LaborPress

The staff of Education Week have begun the process of unionizing their workplace with the Washington-Baltimore News Guild. The employees say their motivation is to sustain and improve the publication.

EdWeek’s organizing committee announced its burgeoning union drive at the end of August, after around 75 percent of the potential bargaining unit signed union cards. In response, the publication’s senior leaders declined the request for voluntary recognition.

But the EdWeek employees were not deterred. In an interview with LaborPress, two staff reporters said that they’re very optimistic about the outcome of holding a union election with the National Labor Relations Board, and the opportunity to better explain the benefits of the union.

“You don’t fight to improve an organization that you don’t care about,” said Sarah Schwartz. “The fact that so many of our colleagues have put in so much time and effort into organizing, into talking to each other and thinking really carefully about what would make this a better workplace for everybody, I think that just demonstrates how much people care about this place.”

Based out of Bethesda, Maryland, EdWeek has provided news and analysis on K-12 education since 1981. Its proposed bargaining unit of reporters, visual artists, digital and engagement specialists and marketing and advertising professionals, among other employees, is around 50 people — some of which work in the office and others remotely.

Schwartz and her colleague Mark Lieberman said that the union effort emerged out of conversations about equitable pay, transparency in salary decisions, family leave and various other parts of the work environment that employees thought would benefit from a more democratic decision-making process.
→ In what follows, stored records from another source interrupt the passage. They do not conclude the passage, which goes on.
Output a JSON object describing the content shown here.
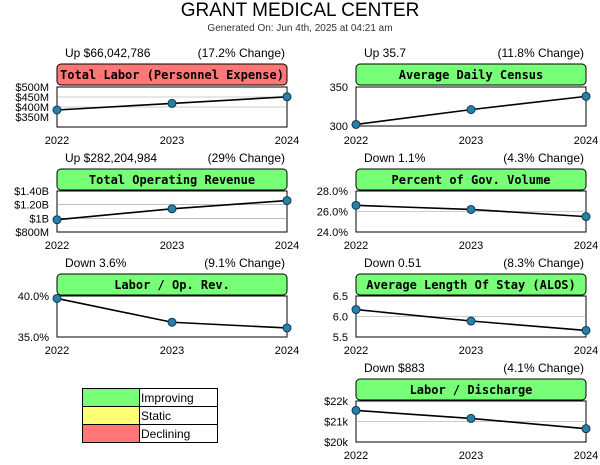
{
  "header": {
    "title": "GRANT MEDICAL CENTER",
    "subtitle": "Generated On: Jun 4th, 2025 at 04:21 am"
  },
  "legend": [
    {
      "label": "Improving",
      "color": "#77ff77"
    },
    {
      "label": "Static",
      "color": "#ffff77"
    },
    {
      "label": "Declining",
      "color": "#ff7777"
    }
  ],
  "colors": {
    "improving": "#77ff77",
    "static": "#ffff77",
    "declining": "#ff7777"
  },
  "chart_data": [
    {
      "type": "line",
      "title": "Total Labor (Personnel Expense)",
      "status": "declining",
      "summary": "Up $66,042,786",
      "change": "(17.2% Change)",
      "x": [
        "2022",
        "2023",
        "2024"
      ],
      "values": [
        385000000,
        418000000,
        451000000
      ],
      "ylim": [
        350000000,
        500000000
      ],
      "yticks": [
        {
          "v": 500000000,
          "label": "$500M"
        },
        {
          "v": 450000000,
          "label": "$450M"
        },
        {
          "v": 400000000,
          "label": "$400M"
        },
        {
          "v": 350000000,
          "label": "$350M"
        }
      ]
    },
    {
      "type": "line",
      "title": "Average Daily Census",
      "status": "improving",
      "summary": "Up 35.7",
      "change": "(11.8% Change)",
      "x": [
        "2022",
        "2023",
        "2024"
      ],
      "values": [
        302,
        321,
        338
      ],
      "ylim": [
        300,
        350
      ],
      "yticks": [
        {
          "v": 350,
          "label": "350"
        },
        {
          "v": 300,
          "label": "300"
        }
      ]
    },
    {
      "type": "line",
      "title": "Total Operating Revenue",
      "status": "improving",
      "summary": "Up $282,204,984",
      "change": "(29% Change)",
      "x": [
        "2022",
        "2023",
        "2024"
      ],
      "values": [
        980000000,
        1140000000,
        1260000000
      ],
      "ylim": [
        800000000,
        1400000000
      ],
      "yticks": [
        {
          "v": 1400000000,
          "label": "$1.40B"
        },
        {
          "v": 1200000000,
          "label": "$1.20B"
        },
        {
          "v": 1000000000,
          "label": "$1B"
        },
        {
          "v": 800000000,
          "label": "$800M"
        }
      ]
    },
    {
      "type": "line",
      "title": "Percent of Gov. Volume",
      "status": "improving",
      "summary": "Down 1.1%",
      "change": "(4.3% Change)",
      "x": [
        "2022",
        "2023",
        "2024"
      ],
      "values": [
        26.6,
        26.2,
        25.5
      ],
      "ylim": [
        24.0,
        28.0
      ],
      "yticks": [
        {
          "v": 28,
          "label": "28.0%"
        },
        {
          "v": 26,
          "label": "26.0%"
        },
        {
          "v": 24,
          "label": "24.0%"
        }
      ]
    },
    {
      "type": "line",
      "title": "Labor / Op. Rev.",
      "status": "improving",
      "summary": "Down 3.6%",
      "change": "(9.1% Change)",
      "x": [
        "2022",
        "2023",
        "2024"
      ],
      "values": [
        39.7,
        36.8,
        36.1
      ],
      "ylim": [
        35.0,
        40.0
      ],
      "yticks": [
        {
          "v": 40,
          "label": "40.0%"
        },
        {
          "v": 35,
          "label": "35.0%"
        }
      ]
    },
    {
      "type": "line",
      "title": "Average Length Of Stay (ALOS)",
      "status": "improving",
      "summary": "Down 0.51",
      "change": "(8.3% Change)",
      "x": [
        "2022",
        "2023",
        "2024"
      ],
      "values": [
        6.17,
        5.89,
        5.66
      ],
      "ylim": [
        5.5,
        6.5
      ],
      "yticks": [
        {
          "v": 6.5,
          "label": "6.5"
        },
        {
          "v": 6.0,
          "label": "6.0"
        },
        {
          "v": 5.5,
          "label": "5.5"
        }
      ]
    },
    {
      "type": "line",
      "title": "Labor / Discharge",
      "status": "improving",
      "summary": "Down $883",
      "change": "(4.1% Change)",
      "x": [
        "2022",
        "2023",
        "2024"
      ],
      "values": [
        21540,
        21150,
        20650
      ],
      "ylim": [
        20000,
        22000
      ],
      "yticks": [
        {
          "v": 22000,
          "label": "$22k"
        },
        {
          "v": 21000,
          "label": "$21k"
        },
        {
          "v": 20000,
          "label": "$20k"
        }
      ]
    }
  ]
}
At the center of these conversations was “the desire to have more of a concrete voice in shaping our workplace, and our experience doing this work,” said Lieberman.

An Ed Week Union press release also noted that in recent years the company has lost veteran employees, partly due to static salaries and a lacking career ladder, which has burdened the publication’s goal of hiring a more diverse staff.

In response to the announcement, Education Week’s President and CEO Michele Givens said that the group’s nonprofit publisher Editorial Projects in Education, will abide by the outcome of the NLRB election.

“We also strongly believe that a process ensuring that each employee is informed and has a full understanding of all points of view on unionization is paramount and implemented in accordance with the representation procedures of the NLRB,” Givens said in a statement published by EdWeek. Givens did not respond in time for publication to a request for statement by LaborPress

So far employees reported that the union campaign had provided an opportunity to bring together employees who can tend to get siloed in different departments or those who work in the office versus remotely. The already positive experience of these new connections is one thing that Lieberman said makes him optimistic about what a union could do for the company.

“To understand that, these people have some pretty similar concerns, I think gives us a sense of community with our coworkers in a way that we might not have had before,” Schwartz said.

The organizing committee doesn’t yet have a date for their NLRB election yet, but they’re looking forward to it.

“We’re just excited about the possibilities,” said Lieberman.